Bridge laughed, and as he did so, he felt a hand on his shoulder. He turned. One of the Domestics stood behind him. “You’re wanted below decks,” she said.
He nodded, feeling serious. He squeezed Lyndred’s waist and let go of her, following the Domestic down the stairs to the area that he had assigned them. The corridors were narrow down here, and the Fey lamps swayed with the movement of the ship. He heard footsteps behind him, and realized that Lyndred had come too.
The Domestics had made the largest quarters on this deck into a sickroom. They had had the usual cases, a bit of seasickness, some reaction to bad meat, a few injuries among the Nyeian crew. But nothing like this.
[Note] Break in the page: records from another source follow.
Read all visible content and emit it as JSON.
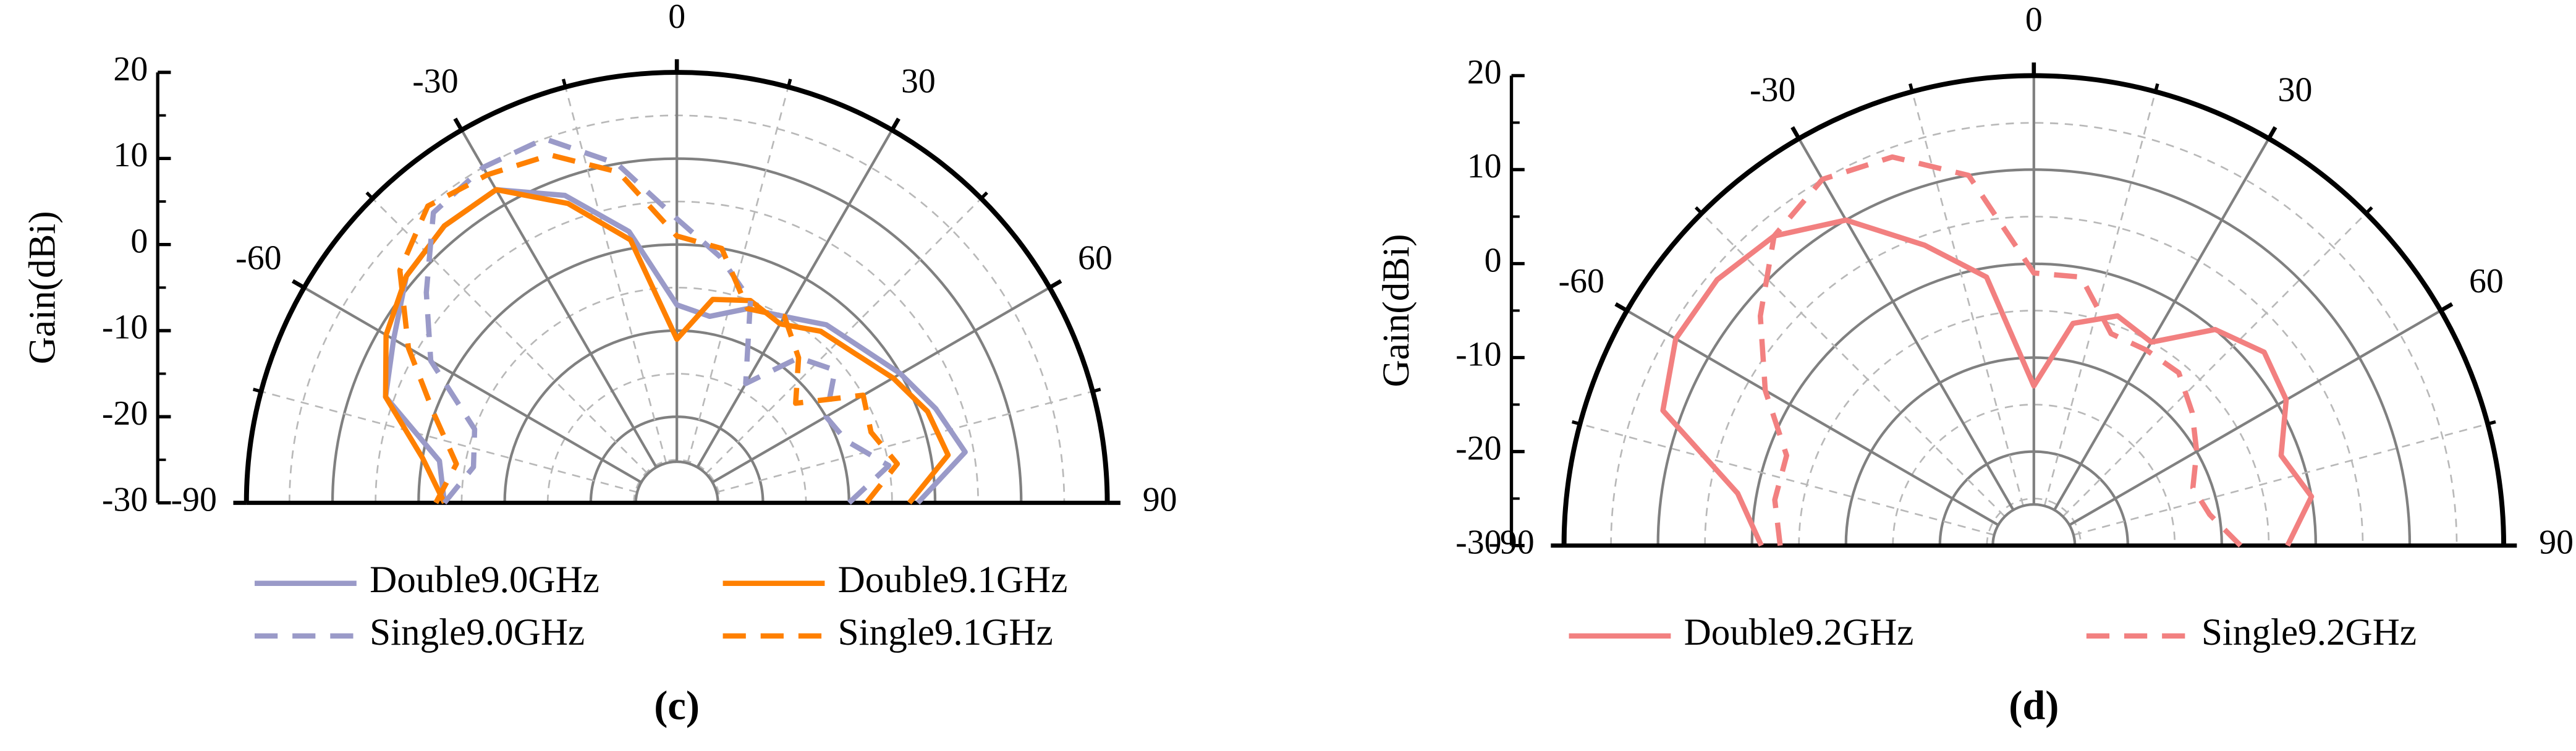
{
  "chart_data": [
    {
      "type": "polar",
      "caption": "(c)",
      "ylabel": "Gain(dBi)",
      "x": [
        -90,
        -80,
        -70,
        -60,
        -50,
        -40,
        -30,
        -20,
        -10,
        0,
        10,
        20,
        30,
        40,
        50,
        60,
        70,
        80,
        90
      ],
      "rlim": [
        -30,
        20
      ],
      "rticks": [
        -30,
        -20,
        -10,
        0,
        10,
        20
      ],
      "thetaticks": [
        -90,
        -60,
        -30,
        0,
        30,
        60,
        90
      ],
      "series": [
        {
          "name": "Double9.0GHz",
          "color": "#9a9ac8",
          "dash": false,
          "values": [
            -3,
            -2,
            6,
            8,
            11,
            12,
            12,
            8,
            2,
            -7,
            -8,
            -6,
            -5,
            -3,
            -2,
            0,
            2,
            4,
            -2
          ]
        },
        {
          "name": "Double9.1GHz",
          "color": "#ff8000",
          "dash": false,
          "values": [
            -3,
            0,
            6,
            9,
            11,
            12,
            12,
            7,
            1,
            -11,
            -6,
            -5,
            -6,
            -4,
            -3,
            -1,
            1,
            2,
            -3
          ]
        },
        {
          "name": "Single9.0GHz",
          "color": "#9a9ac8",
          "dash": true,
          "values": [
            -3,
            -6,
            -5,
            3,
            8,
            14,
            15,
            15,
            10,
            3,
            -1,
            -5,
            -14,
            -8,
            -6,
            -10,
            -9,
            -5,
            -10
          ]
        },
        {
          "name": "Single9.1GHz",
          "color": "#ff8000",
          "dash": true,
          "values": [
            -2,
            -4,
            0,
            6,
            12,
            15,
            14,
            13,
            9,
            1,
            0,
            -6,
            -5,
            -8,
            -12,
            -5,
            -6,
            -4,
            -8
          ]
        }
      ]
    },
    {
      "type": "polar",
      "caption": "(d)",
      "ylabel": "Gain(dBi)",
      "x": [
        -90,
        -80,
        -70,
        -60,
        -50,
        -40,
        -30,
        -20,
        -10,
        0,
        10,
        20,
        30,
        40,
        50,
        60,
        70,
        80,
        90
      ],
      "rlim": [
        -30,
        20
      ],
      "rticks": [
        -30,
        -20,
        -10,
        0,
        10,
        20
      ],
      "thetaticks": [
        -90,
        -60,
        -30,
        0,
        30,
        60,
        90
      ],
      "series": [
        {
          "name": "Double9.2GHz",
          "color": "#f28080",
          "dash": false,
          "values": [
            -1,
            2,
            12,
            14,
            14,
            13,
            10,
            4,
            -1,
            -13,
            -6,
            -4,
            -5,
            0,
            2,
            1,
            -2,
            0,
            -3
          ]
        },
        {
          "name": "Single9.2GHz",
          "color": "#f28080",
          "dash": true,
          "values": [
            -3,
            -2,
            -2,
            3,
            8,
            13,
            15,
            14,
            10,
            -1,
            -1,
            -6,
            -6,
            -6,
            -8,
            -10,
            -12,
            -11,
            -8
          ]
        }
      ]
    }
  ]
}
Bridge let himself be led into the sickroom. The room was actually a bit smaller than his own compartment, but the Domestics had managed to add several short bunks and a few hammocks into the space. The bunks were attached to the floor by some method he couldn’t see, and the hammocks swung like the Fey lamps. The Gull Rider lay on the bed built into the wall. She was on the pillow, looking small and lost among all the blankets and folds. She still hadn’t reverted to her Fey form.